Suppose the message consists of several distinct fields, some textual and some numerical. Then we’ll need to divide the message into fields before we apply the character code for text since numbers may use non-text coding. This will be level 1. And we’ll still need level 2 to turn the bytes into numbers.

There’s no lexical or syntactic level for numbers but we will need to know the semantics. Many numbers are measurements or predictions of measurements and for these we need to know what is measured and the units. We may even need to know how the measurement was made and by whom.

Other numbers are ratings or rankings and this also needs to be known.

Some of this may, of course, be given explicitly by other data items. Taken together this information allows us to convert the number into a sentence of known meaning, eg

  • 17.63 => The height of the mast is 17.63 m.
  • 623 => This MP’s expenses were the 623rd largest.

Finally, at the pragmatic level, we add contextual information to see the significance of the information, eg

  • The boat is too tall to pass under the bridge.
  • This MP is probably honest.

Image

Now suppose that we have fields containing image data. Processing is similar to numbers. The image coding, eg JPEG, is used at level 0 and there is no lexical or syntactic processing. To get the meaning of the image (semantic level) we need to know what sort of image it is, eg an aerial photograph or an X-ray image, its scale and perhaps other details about the equipment and settings used.

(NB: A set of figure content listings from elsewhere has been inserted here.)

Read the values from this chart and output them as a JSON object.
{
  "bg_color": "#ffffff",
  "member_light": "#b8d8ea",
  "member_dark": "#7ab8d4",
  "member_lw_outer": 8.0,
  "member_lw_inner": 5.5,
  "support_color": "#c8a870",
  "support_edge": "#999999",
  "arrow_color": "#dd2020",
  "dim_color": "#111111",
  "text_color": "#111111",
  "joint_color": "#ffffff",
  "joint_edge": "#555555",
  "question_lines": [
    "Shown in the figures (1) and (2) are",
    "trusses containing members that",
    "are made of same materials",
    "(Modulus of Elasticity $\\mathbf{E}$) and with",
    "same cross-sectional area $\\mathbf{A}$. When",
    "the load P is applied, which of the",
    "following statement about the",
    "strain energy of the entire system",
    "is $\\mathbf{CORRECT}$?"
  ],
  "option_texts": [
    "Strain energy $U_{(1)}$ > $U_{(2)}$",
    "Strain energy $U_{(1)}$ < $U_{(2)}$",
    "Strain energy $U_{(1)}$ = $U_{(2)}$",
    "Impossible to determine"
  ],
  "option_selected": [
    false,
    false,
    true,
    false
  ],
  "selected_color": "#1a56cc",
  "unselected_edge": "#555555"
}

Finally, as before, the pragmatic level adds contextual information to let us see the significance of the image.

Composite model

We can put all this together in a composite model as shown in the table. If necessary the Images column can be generalised to cover the result of any sensing system, eg video, radar images, seismograph output.


Text

Numbers

Images

6 Pragmatic

Add contextual knowledge to get significance.

5 Semantic

Add dictionary knowledge to get meaning.

xx

And units.

And scale, part of spectrum sensed.

4 Syntax

Add NL grammar to get a parsed sentence.

xx

xx

3 Lexical

Add lexical rules to get words

xx

xx

2 Coding

Add character coding to get characters.

Add format rules to get numbers.

Add format rules to get 2D image.

1 Record structure

Add record structure knowledge to divide message into fields.


Bytes

I started by noting the muddle about the words data, information, etc. In fact these words are often used interchangeably and in different ways by people with different backgrounds and interests. IT people, however, should say ‘data’ when we want to discuss bits and bytes and their decoding and processing at lexical and syntactic levels. We should say ‘information’ when discussing the semantics and significance of the data.